Lifestyle

Granite Belt artist inspired by wildlife

EYE FOR DETAIL: Artist Maggie Brockie adds the finishing touches to a common wombat she sculpted from clay. Below: Orphaned swamp wallaby joey Miss Molly became another subject.
EYE FOR DETAIL: Artist Maggie Brockie adds the finishing touches to a common wombat she sculpted from clay. Below: Orphaned swamp wallaby joey Miss Molly became another subject. Linden Morris

WHEN inspirations collide, a passion is born and for Maggie Brockie her life as an artist can be traced back to several influences - the main one being nature.

The Granite Belt sculptor grew up in Hobart, Tasmania, and spent some of her adult life on a farm in the New England Tablelands.

The essence and spirit of the timeless and peaceful granite boulders have, over time, seeped into my being and this is reflected in the stylised petite boulder animal forms.

Maggie said it had now been more than 20 years since she lived on a farm.

"I was born in Tasmania and always wanted to live in Queensland so the Granite Belt was the ideal compromise with its four seasons and similar climate," she said.

 

She moved to her Glen Aplin property in 1977 and has been their ever since.

 

"Suddenly, instead of domestic animals, my focus was on wild animals," she said.

 

"I guess you could say I swapped domestic animals for wild animals.

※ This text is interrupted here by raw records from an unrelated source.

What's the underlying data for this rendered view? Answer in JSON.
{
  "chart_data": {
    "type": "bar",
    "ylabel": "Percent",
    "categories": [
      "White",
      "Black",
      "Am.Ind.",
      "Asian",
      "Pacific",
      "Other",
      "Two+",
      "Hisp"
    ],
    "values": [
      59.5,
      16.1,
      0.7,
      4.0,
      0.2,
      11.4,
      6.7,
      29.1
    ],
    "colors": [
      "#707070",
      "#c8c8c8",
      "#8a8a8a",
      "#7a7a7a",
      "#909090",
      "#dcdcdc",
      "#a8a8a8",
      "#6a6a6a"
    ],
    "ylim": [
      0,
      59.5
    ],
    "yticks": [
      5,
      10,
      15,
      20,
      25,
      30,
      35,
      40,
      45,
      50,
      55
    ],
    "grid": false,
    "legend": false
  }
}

"For many years - but not in recent years - I was a wild-life carer and those animals became my subject matter.

"The animals in my immediate environment are also my subject matter."

Maggie said it wasn't just the animals of the Granite Belt and beyond that inspired her work but also the landscape of the Granite Belt.

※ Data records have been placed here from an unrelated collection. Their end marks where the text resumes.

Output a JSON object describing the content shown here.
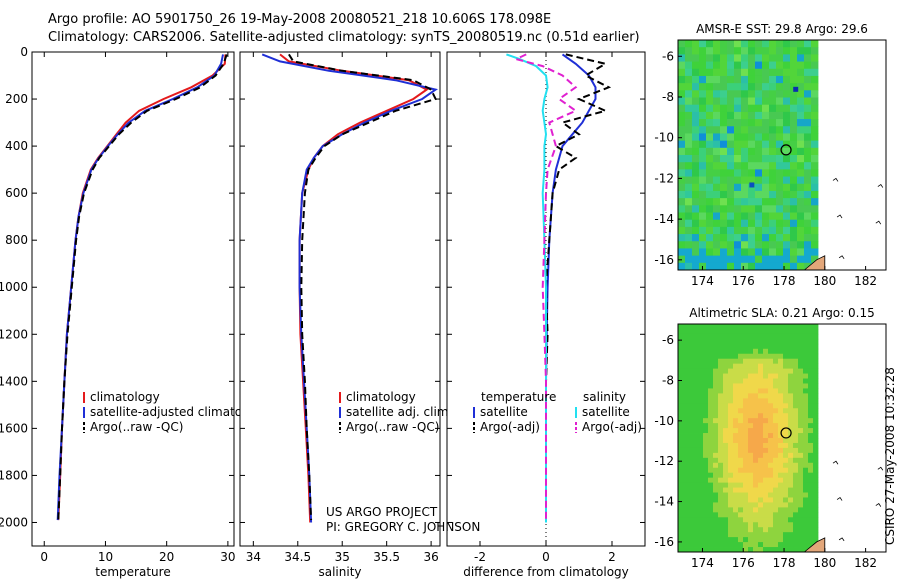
{
  "header": {
    "line1": "Argo profile: AO 5901750_26 19-May-2008 20080521_218 10.606S 178.098E",
    "line2": "Climatology: CARS2006. Satellite-adjusted climatology: synTS_20080519.nc (0.51d earlier)"
  },
  "side_label": "CSIRO 27-May-2008 10:32:28",
  "credits": [
    "US ARGO PROJECT",
    "PI: GREGORY C. JOHNSON"
  ],
  "colors": {
    "climatology": "#e41a1c",
    "satellite": "#1f2fd6",
    "argo": "#000000",
    "sat_salinity": "#22e0f0",
    "argo_salinity": "#e020d0",
    "land": "#e3a77a"
  },
  "chart_data": [
    {
      "type": "line",
      "name": "temperature-profile",
      "xlabel": "temperature",
      "xlim": [
        -2,
        31
      ],
      "ylim": [
        0,
        2100
      ],
      "xticks": [
        0,
        10,
        20,
        30
      ],
      "yticks": [
        0,
        200,
        400,
        600,
        800,
        1000,
        1200,
        1400,
        1600,
        1800,
        2000
      ],
      "legend": [
        "climatology",
        "satellite-adjusted climatology",
        "Argo(..raw -QC)"
      ],
      "series": [
        {
          "name": "climatology",
          "depth": [
            10,
            50,
            100,
            150,
            200,
            250,
            300,
            350,
            400,
            450,
            500,
            600,
            700,
            800,
            1000,
            1200,
            1400,
            1600,
            1800,
            1990
          ],
          "values": [
            29.6,
            29.5,
            27.5,
            24.0,
            19.5,
            15.5,
            13.3,
            11.8,
            10.3,
            8.8,
            7.6,
            6.3,
            5.6,
            5.1,
            4.4,
            3.7,
            3.3,
            2.9,
            2.6,
            2.3
          ]
        },
        {
          "name": "satellite",
          "depth": [
            10,
            50,
            100,
            150,
            200,
            250,
            300,
            350,
            400,
            450,
            500,
            600,
            700,
            800,
            1000,
            1200,
            1400,
            1600,
            1800,
            1990
          ],
          "values": [
            29.2,
            28.9,
            27.8,
            25.0,
            21.0,
            16.5,
            13.8,
            12.0,
            10.4,
            8.9,
            7.7,
            6.4,
            5.6,
            5.1,
            4.4,
            3.7,
            3.3,
            2.9,
            2.5,
            2.2
          ]
        },
        {
          "name": "argo",
          "depth": [
            10,
            50,
            100,
            150,
            200,
            250,
            300,
            350,
            400,
            450,
            500,
            600,
            700,
            800,
            1000,
            1200,
            1400,
            1600,
            1800,
            1990
          ],
          "values": [
            29.8,
            29.3,
            28.0,
            25.5,
            21.5,
            16.8,
            14.2,
            12.2,
            10.6,
            9.0,
            7.9,
            6.5,
            5.7,
            5.2,
            4.5,
            3.8,
            3.3,
            2.9,
            2.6,
            2.3
          ]
        }
      ]
    },
    {
      "type": "line",
      "name": "salinity-profile",
      "xlabel": "salinity",
      "xlim": [
        33.85,
        36.1
      ],
      "ylim": [
        0,
        2100
      ],
      "xticks": [
        34,
        34.5,
        35,
        35.5,
        36
      ],
      "legend": [
        "climatology",
        "satellite adj. clim.",
        "Argo(..raw -QC)"
      ],
      "series": [
        {
          "name": "climatology",
          "depth": [
            10,
            40,
            80,
            120,
            160,
            200,
            250,
            300,
            350,
            400,
            450,
            500,
            600,
            800,
            1000,
            1200,
            1400,
            1600,
            1800,
            2000
          ],
          "values": [
            34.3,
            34.4,
            35.0,
            35.75,
            35.95,
            35.8,
            35.5,
            35.2,
            34.95,
            34.78,
            34.68,
            34.62,
            34.55,
            34.52,
            34.52,
            34.53,
            34.56,
            34.59,
            34.62,
            34.64
          ]
        },
        {
          "name": "satellite",
          "depth": [
            10,
            40,
            80,
            120,
            160,
            200,
            250,
            300,
            350,
            400,
            450,
            500,
            600,
            800,
            1000,
            1200,
            1400,
            1600,
            1800,
            2000
          ],
          "values": [
            34.1,
            34.3,
            34.85,
            35.6,
            36.05,
            35.9,
            35.55,
            35.25,
            35.0,
            34.78,
            34.68,
            34.6,
            34.55,
            34.52,
            34.52,
            34.54,
            34.57,
            34.6,
            34.63,
            34.65
          ]
        },
        {
          "name": "argo",
          "depth": [
            10,
            40,
            80,
            120,
            160,
            200,
            250,
            300,
            350,
            400,
            450,
            500,
            600,
            800,
            1000,
            1200,
            1400,
            1600,
            1800,
            1990
          ],
          "values": [
            34.4,
            34.45,
            35.0,
            35.8,
            36.0,
            36.05,
            35.6,
            35.3,
            35.0,
            34.8,
            34.7,
            34.62,
            34.58,
            34.55,
            34.54,
            34.55,
            34.58,
            34.6,
            34.63,
            34.65
          ]
        }
      ]
    },
    {
      "type": "line",
      "name": "difference-profile",
      "xlabel": "difference from climatology",
      "xlim": [
        -3,
        3
      ],
      "ylim": [
        0,
        2100
      ],
      "xticks": [
        -2,
        0,
        2
      ],
      "legend_headers": [
        "temperature",
        "salinity"
      ],
      "legend": [
        "satellite",
        "Argo(-adj)",
        "satellite",
        "Argo(-adj)"
      ],
      "series": [
        {
          "name": "temperature satellite",
          "depth": [
            10,
            50,
            100,
            150,
            200,
            250,
            300,
            350,
            400,
            450,
            500,
            600,
            800,
            1000,
            1200,
            1400,
            1600,
            1800,
            2000
          ],
          "values": [
            0.5,
            0.9,
            1.3,
            1.5,
            1.5,
            1.3,
            1.1,
            0.8,
            0.5,
            0.4,
            0.3,
            0.2,
            0.1,
            0.05,
            0.02,
            0.0,
            0.0,
            0.0,
            0.0
          ]
        },
        {
          "name": "temperature Argo(-adj)",
          "depth": [
            10,
            50,
            100,
            150,
            200,
            250,
            300,
            350,
            400,
            450,
            500,
            600,
            800,
            1000,
            1200,
            1400,
            1600,
            1800,
            2000
          ],
          "values": [
            0.6,
            1.8,
            1.2,
            1.9,
            1.0,
            1.8,
            0.5,
            1.0,
            0.3,
            0.9,
            0.4,
            0.2,
            0.1,
            0.0,
            0.05,
            0.0,
            0.0,
            0.0,
            0.0
          ]
        },
        {
          "name": "salinity satellite",
          "depth": [
            10,
            30,
            60,
            100,
            150,
            200,
            250,
            300,
            350,
            400,
            500,
            600,
            800,
            1000,
            1200,
            1400,
            1600,
            1800,
            2000
          ],
          "values": [
            -1.2,
            -0.8,
            -0.3,
            0.0,
            0.05,
            -0.05,
            -0.1,
            -0.05,
            0.0,
            -0.05,
            -0.05,
            -0.1,
            -0.05,
            0.0,
            0.0,
            0.0,
            0.0,
            0.0,
            0.0
          ]
        },
        {
          "name": "salinity Argo(-adj)",
          "depth": [
            10,
            30,
            60,
            100,
            150,
            200,
            250,
            300,
            350,
            400,
            500,
            600,
            800,
            1000,
            1200,
            1400,
            1600,
            1800,
            2000
          ],
          "values": [
            -0.6,
            -0.9,
            -0.1,
            0.5,
            0.9,
            0.4,
            0.9,
            0.1,
            0.2,
            0.3,
            0.05,
            0.0,
            -0.05,
            -0.1,
            -0.05,
            0.0,
            0.0,
            0.0,
            0.0
          ]
        }
      ]
    },
    {
      "type": "heatmap",
      "name": "sst-map",
      "title": "AMSR-E SST: 29.8 Argo: 29.6",
      "xticks": [
        174,
        176,
        178,
        180,
        182
      ],
      "yticks": [
        -6,
        -8,
        -10,
        -12,
        -14,
        -16
      ],
      "xlim": [
        172.8,
        183.0
      ],
      "ylim": [
        -16.5,
        -5.2
      ],
      "argo_position": [
        178.1,
        -10.6
      ]
    },
    {
      "type": "heatmap",
      "name": "sla-map",
      "title": "Altimetric SLA: 0.21 Argo: 0.15",
      "xticks": [
        174,
        176,
        178,
        180,
        182
      ],
      "yticks": [
        -6,
        -8,
        -10,
        -12,
        -14,
        -16
      ],
      "xlim": [
        172.8,
        183.0
      ],
      "ylim": [
        -16.5,
        -5.2
      ],
      "argo_position": [
        178.1,
        -10.6
      ]
    }
  ]
}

"I did a range of stylised animals based on the granite boulders," she said.

"The essence and spirit of the timeless and peaceful granite boulders have, over time, seeped into my being and this is reflected in the stylised petite boulder animal forms.

"Living in the granite you can't help but be influenced by it."

While nature remains a strong creative influence for Maggie, her work continues to evolve.

"The evolution of my work started with doing studies of the orphans I was hand rearing, then my focus moved to endangered animals from not just here but throughout Australia, then I started attaching the sculptures to wood and putting the animals in a more natural setting," she said.

"Recently I have moved into sculpting people. I got a lot of influence from a recent trip to Norway.

"In Norway there is a sculptor I'm obsessed with - Gustav Vigeland - and all his work is about the circle of life so I have been inspired to explore the human figure and emotions. "I'm also in a combination phase - putting people and animals together."

The passionate sculptor said next year would mark 20 years since she started working with clay.

"In 1998 I had an exhibition to test how well my work sold and after that prompted me to have a go at making a living from my work," she said.

"I still had a part-time job then but since 2007 my work has been my entire income.

"I'm very happy to be able to make a living from doing the thing I love and know I'm in a really privileged place."

As well as selling her artwork Maggie also teaches others.

"They are small classes of about six people for two or three days," she said.

"They are normally themed to help people challenge themselves."

Maggie is also an advocate for other local artists and is a founding director of the annual Art in the Mill.

"It is an exhibition of local arts who wanted to showcase their artwork in a more casual way," she said.

Maggie also exhibits with Borderline Regional Artists and has an exhibition in the Stanthorpe Regional Art Gallery that opens on Friday evening.